Oosthoek encyclopedie

Oosthoek's Uitgevers Mij. N.V (1916-1925)

Gepubliceerd op 17-01-2019

Schemering

betekenis & definitie

Schemering - de tijd tusschen het ondergaan, resp. opgaan der zon en het intreden resp. verdwijnen van het nachtelijk duister. Wanneer de zon reeds onder den horizon is, ontvangen wij nog zonlicht, teruggekaatst op in de atmosfeer zwevende stofdeeltjes, des te minder, naarmate de zon dieper onder den horizon zinkt. De intensiteit en de duur der schemeringsverschijnselen hangen dus af van de hoeveelheid stof in de atmosfeer en van de snelheid, waarmede de zon onder den horizon zinkt. De duur der s. neemt derhalve toe met de geografische breedte.

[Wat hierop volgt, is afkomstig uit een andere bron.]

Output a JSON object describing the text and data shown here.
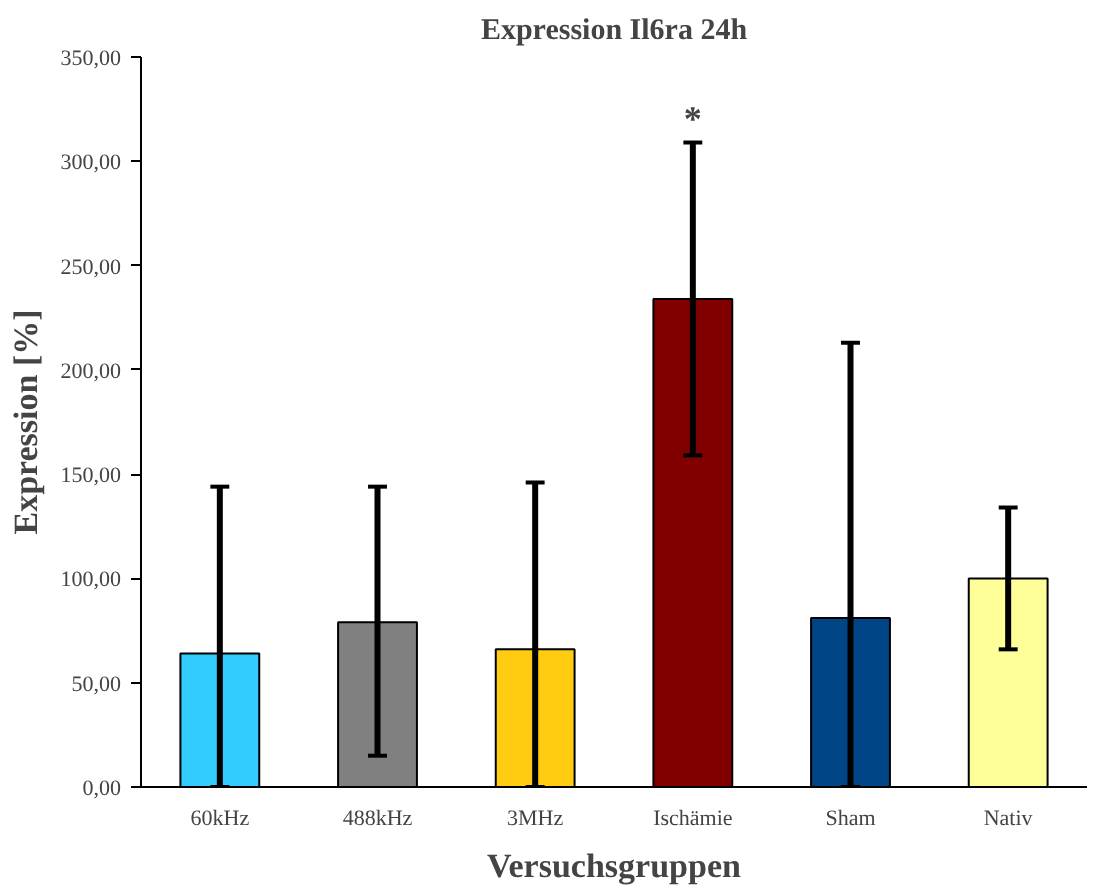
{
  "chart_data": {
    "type": "bar",
    "title": "Expression Il6ra 24h",
    "xlabel": "Versuchsgruppen",
    "ylabel": "Expression [%]",
    "categories": [
      "60kHz",
      "488kHz",
      "3MHz",
      "Ischämie",
      "Sham",
      "Nativ"
    ],
    "values": [
      64,
      79,
      66,
      234,
      81,
      100
    ],
    "colors": [
      "#33ccff",
      "#808080",
      "#ffcc11",
      "#800000",
      "#004586",
      "#ffff99"
    ],
    "errors": [
      [
        0,
        144
      ],
      [
        15,
        144
      ],
      [
        0,
        146
      ],
      [
        159,
        309
      ],
      [
        0,
        213
      ],
      [
        66,
        134
      ]
    ],
    "ylim": [
      0,
      350
    ],
    "yticks": [
      {
        "value": 0,
        "label": "0,00"
      },
      {
        "value": 50,
        "label": "50,00"
      },
      {
        "value": 100,
        "label": "100,00"
      },
      {
        "value": 150,
        "label": "150,00"
      },
      {
        "value": 200,
        "label": "200,00"
      },
      {
        "value": 250,
        "label": "250,00"
      },
      {
        "value": 300,
        "label": "300,00"
      },
      {
        "value": 350,
        "label": "350,00"
      }
    ],
    "annotations": [
      "*"
    ],
    "grid": false
  }
}
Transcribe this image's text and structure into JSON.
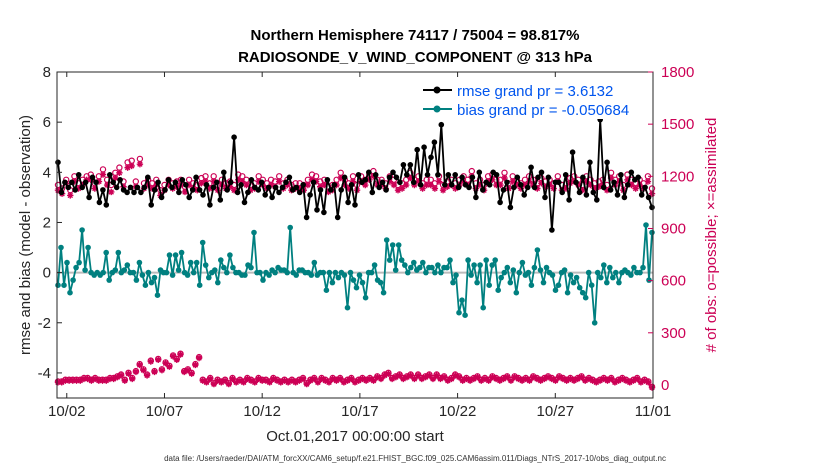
{
  "chart_data": {
    "type": "line",
    "title": "Northern Hemisphere 74117 / 75004 = 98.817%",
    "subtitle": "RADIOSONDE_V_WIND_COMPONENT @ 313 hPa",
    "ylabel": "rmse and bias (model - observation)",
    "y2label": "# of obs: o=possible; ×=assimilated",
    "xlabel": "Oct.01,2017 00:00:00 start",
    "footnote": "data file: /Users/raeder/DAI/ATM_forcXX/CAM6_setup/f.e21.FHIST_BGC.f09_025.CAM6assim.011/Diags_NTrS_2017-10/obs_diag_output.nc",
    "xlim": [
      1.5,
      32.0
    ],
    "ylim": [
      -5,
      8
    ],
    "y2lim": [
      -75,
      1800
    ],
    "x_ticks": [
      2,
      7,
      12,
      17,
      22,
      27,
      32
    ],
    "x_tick_labels": [
      "10/02",
      "10/07",
      "10/12",
      "10/17",
      "10/22",
      "10/27",
      "11/01"
    ],
    "y_ticks": [
      -4,
      -2,
      0,
      2,
      4,
      6,
      8
    ],
    "y_tick_labels": [
      "-4",
      "-2",
      "0",
      "2",
      "4",
      "6",
      "8"
    ],
    "y2_ticks": [
      0,
      300,
      600,
      900,
      1200,
      1500,
      1800
    ],
    "y2_tick_labels": [
      "0",
      "300",
      "600",
      "900",
      "1200",
      "1500",
      "1800"
    ],
    "zero_line": 0,
    "grid": false,
    "legend_position": "top-right",
    "colors": {
      "rmse": "#000000",
      "bias": "#008080",
      "obs": "#cc0055",
      "zero": "#bbbbbb",
      "legend_text": "#0055ee"
    },
    "series": [
      {
        "name": "rmse grand pr = 3.6132",
        "marker": "filled-circle",
        "values": [
          4.4,
          3.2,
          3.6,
          3.4,
          3.6,
          3.3,
          3.9,
          3.4,
          3.6,
          3.0,
          3.8,
          3.6,
          2.8,
          3.3,
          2.7,
          3.9,
          3.6,
          3.4,
          3.7,
          3.3,
          3.2,
          3.4,
          3.2,
          3.4,
          3.2,
          3.4,
          3.8,
          2.7,
          3.3,
          3.6,
          3.0,
          3.3,
          3.7,
          3.4,
          3.6,
          3.2,
          3.7,
          3.5,
          3.0,
          3.3,
          3.8,
          3.3,
          3.1,
          3.5,
          2.7,
          3.4,
          3.6,
          2.9,
          4.0,
          3.3,
          3.6,
          5.4,
          3.2,
          3.5,
          2.8,
          3.2,
          3.7,
          3.4,
          3.3,
          3.6,
          3.1,
          3.4,
          3.0,
          3.4,
          3.2,
          3.4,
          3.6,
          3.8,
          3.3,
          3.4,
          3.2,
          3.5,
          2.2,
          3.1,
          3.6,
          2.5,
          3.3,
          2.4,
          3.7,
          3.3,
          3.5,
          2.2,
          3.3,
          3.8,
          2.8,
          3.5,
          2.7,
          3.9,
          3.6,
          3.7,
          4.0,
          3.2,
          3.9,
          3.4,
          3.6,
          3.3,
          3.8,
          4.0,
          3.8,
          3.6,
          4.3,
          3.9,
          4.3,
          3.6,
          4.9,
          3.5,
          5.0,
          3.9,
          4.6,
          5.2,
          3.9,
          5.9,
          3.5,
          3.9,
          3.5,
          3.9,
          3.4,
          3.8,
          3.5,
          3.4,
          3.8,
          3.0,
          4.0,
          3.3,
          3.6,
          3.5,
          4.0,
          3.9,
          2.8,
          3.3,
          3.6,
          2.6,
          3.4,
          3.8,
          3.5,
          3.1,
          3.4,
          4.2,
          3.4,
          3.8,
          4.0,
          3.0,
          3.8,
          1.7,
          3.6,
          3.6,
          3.2,
          3.9,
          2.9,
          4.8,
          3.6,
          3.2,
          3.8,
          3.1,
          4.4,
          3.2,
          2.9,
          6.1,
          3.4,
          4.4,
          3.3,
          3.6,
          3.1,
          3.9,
          3.0,
          3.5,
          4.0,
          3.7,
          3.8,
          3.1,
          3.4,
          3.0,
          2.6
        ]
      },
      {
        "name": "bias grand pr = -0.050684",
        "marker": "filled-circle",
        "values": [
          -0.5,
          1.0,
          -0.5,
          0.4,
          -0.8,
          -0.3,
          0.2,
          0.4,
          1.7,
          0.1,
          1.0,
          0.0,
          -0.1,
          0.0,
          -0.1,
          0.0,
          0.8,
          -0.3,
          0.0,
          0.1,
          0.8,
          0.0,
          0.1,
          0.3,
          0.0,
          0.0,
          -0.3,
          0.4,
          -0.1,
          -0.5,
          0.0,
          -0.4,
          -0.2,
          -0.9,
          0.1,
          0.0,
          0.0,
          0.7,
          -0.1,
          0.7,
          0.1,
          0.8,
          0.0,
          -0.1,
          0.4,
          0.0,
          0.4,
          -0.5,
          1.2,
          0.3,
          -0.2,
          0.0,
          0.1,
          -0.4,
          0.5,
          0.2,
          0.0,
          0.7,
          0.2,
          0.0,
          0.0,
          -0.1,
          -0.1,
          0.3,
          0.2,
          1.6,
          0.0,
          0.0,
          -0.3,
          0.0,
          -0.1,
          0.1,
          0.0,
          0.2,
          0.1,
          0.1,
          0.0,
          1.8,
          0.0,
          -0.1,
          0.1,
          0.1,
          0.0,
          0.0,
          -0.1,
          0.4,
          -0.1,
          0.0,
          0.0,
          -0.7,
          0.0,
          -0.4,
          0.0,
          -0.2,
          0.0,
          -0.1,
          -1.4,
          0.0,
          -0.3,
          -0.6,
          -0.1,
          -0.4,
          -1.0,
          0.0,
          0.0,
          0.3,
          -0.3,
          -0.4,
          -0.8,
          1.3,
          0.5,
          1.1,
          0.1,
          1.1,
          0.5,
          0.3,
          0.0,
          0.2,
          0.4,
          0.1,
          0.2,
          0.4,
          0.0,
          0.2,
          0.2,
          0.0,
          0.3,
          0.0,
          0.2,
          0.2,
          0.5,
          -0.4,
          -0.1,
          -1.6,
          -1.1,
          -1.7,
          0.5,
          -0.1,
          0.3,
          -0.4,
          0.3,
          -1.4,
          0.5,
          -0.5,
          0.3,
          0.5,
          -0.7,
          -0.2,
          0.0,
          0.2,
          -0.4,
          0.1,
          -0.8,
          0.0,
          0.4,
          -0.1,
          0.0,
          -0.5,
          0.2,
          0.9,
          0.1,
          -0.4,
          0.2,
          0.0,
          -0.1,
          -0.7,
          -0.5,
          0.0,
          0.1,
          -0.8,
          -0.1,
          -0.4,
          -0.2,
          -0.6,
          -0.8,
          -1.0,
          0.0,
          -0.5,
          -2.0,
          0.0,
          -0.2,
          0.3,
          -0.4,
          0.2,
          -0.2,
          0.0,
          -0.4,
          0.0,
          0.1,
          0.0,
          -0.1,
          0.2,
          0.0,
          0.0,
          0.2,
          1.9,
          -0.3,
          1.6
        ]
      },
      {
        "name": "# of obs possible",
        "marker": "circle",
        "axis": "right",
        "values": [
          1150,
          1130,
          1180,
          1120,
          1200,
          1160,
          1180,
          1200,
          1210,
          1160,
          1200,
          1240,
          1180,
          1150,
          1220,
          1250,
          1170,
          1280,
          1290,
          1170,
          1300,
          1160,
          1180,
          1160,
          1180,
          1120,
          1150,
          1180,
          1160,
          1170,
          1180,
          1140,
          1180,
          1160,
          1150,
          1190,
          1200,
          1160,
          1200,
          1150,
          1180,
          1160,
          1170,
          1150,
          1210,
          1200,
          1180,
          1150,
          1160,
          1200,
          1180,
          1160,
          1180,
          1170,
          1200,
          1160,
          1180,
          1150,
          1160,
          1160,
          1150,
          1180,
          1210,
          1200,
          1170,
          1180,
          1140,
          1150,
          1180,
          1220,
          1180,
          1160,
          1200,
          1150,
          1200,
          1180,
          1210,
          1230,
          1180,
          1180,
          1160,
          1200,
          1180,
          1150,
          1160,
          1180,
          1220,
          1180,
          1200,
          1160,
          1180,
          1180,
          1160,
          1200,
          1150,
          1170,
          1180,
          1160,
          1180,
          1200,
          1180,
          1230,
          1160,
          1180,
          1150,
          1200,
          1210,
          1180,
          1180,
          1220,
          1160,
          1200,
          1180,
          1160,
          1180,
          1200,
          1180,
          1160,
          1190,
          1170,
          1180,
          1160,
          1200,
          1150,
          1160,
          1190,
          1200,
          1180,
          1150,
          1200,
          1180,
          1160,
          1170,
          1180,
          1150,
          1220,
          1180,
          1200,
          1150,
          1210,
          1180,
          1160,
          1180,
          1160,
          1200,
          1130
        ]
      },
      {
        "name": "# of obs assimilated",
        "marker": "asterisk",
        "axis": "right",
        "values": [
          1120,
          1100,
          1160,
          1090,
          1170,
          1130,
          1150,
          1180,
          1180,
          1130,
          1170,
          1210,
          1150,
          1110,
          1190,
          1220,
          1140,
          1250,
          1260,
          1140,
          1270,
          1130,
          1150,
          1130,
          1150,
          1090,
          1120,
          1150,
          1130,
          1140,
          1150,
          1110,
          1150,
          1130,
          1120,
          1160,
          1170,
          1130,
          1170,
          1120,
          1150,
          1130,
          1140,
          1120,
          1180,
          1170,
          1150,
          1120,
          1130,
          1170,
          1150,
          1130,
          1150,
          1140,
          1170,
          1130,
          1150,
          1120,
          1130,
          1130,
          1120,
          1150,
          1180,
          1170,
          1140,
          1150,
          1110,
          1120,
          1150,
          1190,
          1150,
          1130,
          1170,
          1120,
          1170,
          1150,
          1180,
          1200,
          1150,
          1150,
          1130,
          1170,
          1150,
          1120,
          1130,
          1150,
          1190,
          1150,
          1170,
          1130,
          1150,
          1150,
          1130,
          1170,
          1120,
          1140,
          1150,
          1130,
          1150,
          1170,
          1150,
          1200,
          1130,
          1150,
          1120,
          1170,
          1180,
          1150,
          1150,
          1190,
          1130,
          1170,
          1150,
          1130,
          1150,
          1170,
          1150,
          1130,
          1160,
          1140,
          1150,
          1130,
          1170,
          1120,
          1130,
          1160,
          1170,
          1150,
          1120,
          1170,
          1150,
          1130,
          1140,
          1150,
          1120,
          1190,
          1150,
          1170,
          1120,
          1180,
          1150,
          1130,
          1150,
          1130,
          1170,
          1100
        ]
      },
      {
        "name": "# of obs possible (low)",
        "marker": "circle",
        "axis": "right",
        "values": [
          20,
          20,
          30,
          30,
          30,
          30,
          30,
          40,
          40,
          30,
          40,
          30,
          30,
          30,
          40,
          40,
          50,
          60,
          30,
          70,
          40,
          80,
          120,
          90,
          60,
          140,
          80,
          150,
          90,
          130,
          110,
          170,
          150,
          180,
          80,
          90,
          70,
          120,
          160,
          30,
          20,
          40,
          10,
          30,
          20,
          30,
          10,
          40,
          20,
          30,
          20,
          40,
          30,
          20,
          40,
          30,
          30,
          20,
          40,
          30,
          20,
          30,
          20,
          30,
          20,
          30,
          40,
          10,
          30,
          40,
          20,
          40,
          30,
          20,
          40,
          30,
          40,
          20,
          30,
          40,
          20,
          30,
          40,
          30,
          40,
          30,
          50,
          40,
          60,
          70,
          40,
          50,
          60,
          40,
          50,
          60,
          40,
          60,
          40,
          50,
          60,
          40,
          60,
          40,
          50,
          30,
          40,
          60,
          50,
          30,
          40,
          30,
          40,
          50,
          30,
          40,
          30,
          50,
          40,
          30,
          40,
          50,
          30,
          50,
          40,
          30,
          40,
          30,
          50,
          40,
          30,
          40,
          50,
          40,
          30,
          50,
          40,
          30,
          40,
          30,
          40,
          50,
          30,
          40,
          30,
          20,
          30,
          40,
          30,
          40,
          20,
          30,
          40,
          30,
          20,
          30,
          40,
          20,
          30,
          20,
          -10
        ]
      },
      {
        "name": "# of obs assimilated (low)",
        "marker": "asterisk",
        "axis": "right",
        "values": [
          15,
          15,
          25,
          25,
          25,
          25,
          25,
          35,
          35,
          25,
          35,
          25,
          25,
          25,
          35,
          35,
          45,
          55,
          25,
          65,
          35,
          75,
          115,
          85,
          55,
          135,
          75,
          145,
          85,
          125,
          105,
          165,
          145,
          175,
          75,
          85,
          65,
          115,
          155,
          25,
          15,
          35,
          5,
          25,
          15,
          25,
          5,
          35,
          15,
          25,
          15,
          35,
          25,
          15,
          35,
          25,
          25,
          15,
          35,
          25,
          15,
          25,
          15,
          25,
          15,
          25,
          35,
          5,
          25,
          35,
          15,
          35,
          25,
          15,
          35,
          25,
          35,
          15,
          25,
          35,
          15,
          25,
          35,
          25,
          35,
          25,
          45,
          35,
          55,
          65,
          35,
          45,
          55,
          35,
          45,
          55,
          35,
          55,
          35,
          45,
          55,
          35,
          55,
          35,
          45,
          25,
          35,
          55,
          45,
          25,
          35,
          25,
          35,
          45,
          25,
          35,
          25,
          45,
          35,
          25,
          35,
          45,
          25,
          45,
          35,
          25,
          35,
          25,
          45,
          35,
          25,
          35,
          45,
          35,
          25,
          45,
          35,
          25,
          35,
          25,
          35,
          45,
          25,
          35,
          25,
          15,
          25,
          35,
          25,
          35,
          15,
          25,
          35,
          25,
          15,
          25,
          35,
          15,
          25,
          15,
          -15
        ]
      }
    ]
  }
}
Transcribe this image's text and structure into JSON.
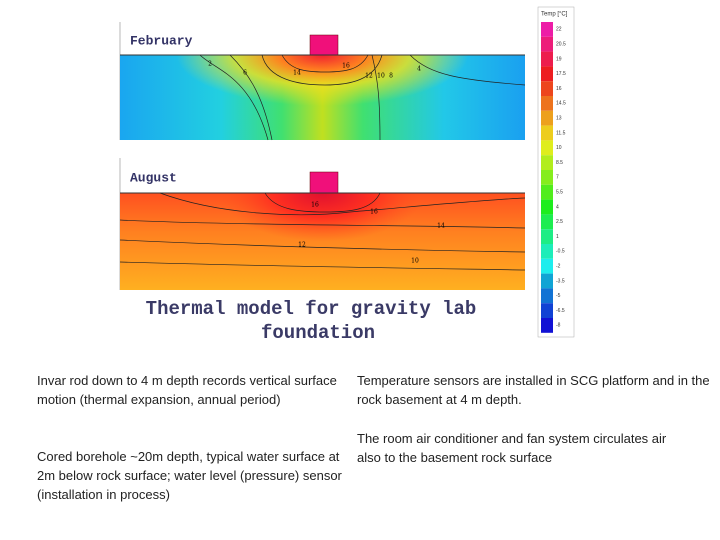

Op 60° breedte blijft het in den zomer den geheelen nacht licht, hoewel de zon eenige uren onder den horizon is. In de tropen, waar de zon snel wegzinkt, duurt de s. niet langer dan een kwartier. Het laatste schemeringslicht verdwijnt, wanneer de zon 16° onder den horizon is. Na groote vulkaanuitbarstingen komen abnormale schemeringsverschijnselen voor als gevolg van stofmassa’s, die in de atmosfeer omhoog geslingerd zijn (Krakatau 1883, Mont-Pelée Juni 1902). De avondhemel wordt bij de s. eerst purperrood en daarna geheel gekleurd. Dikwijls volgt daarna nog een tweede, zwakkere purperkleuring.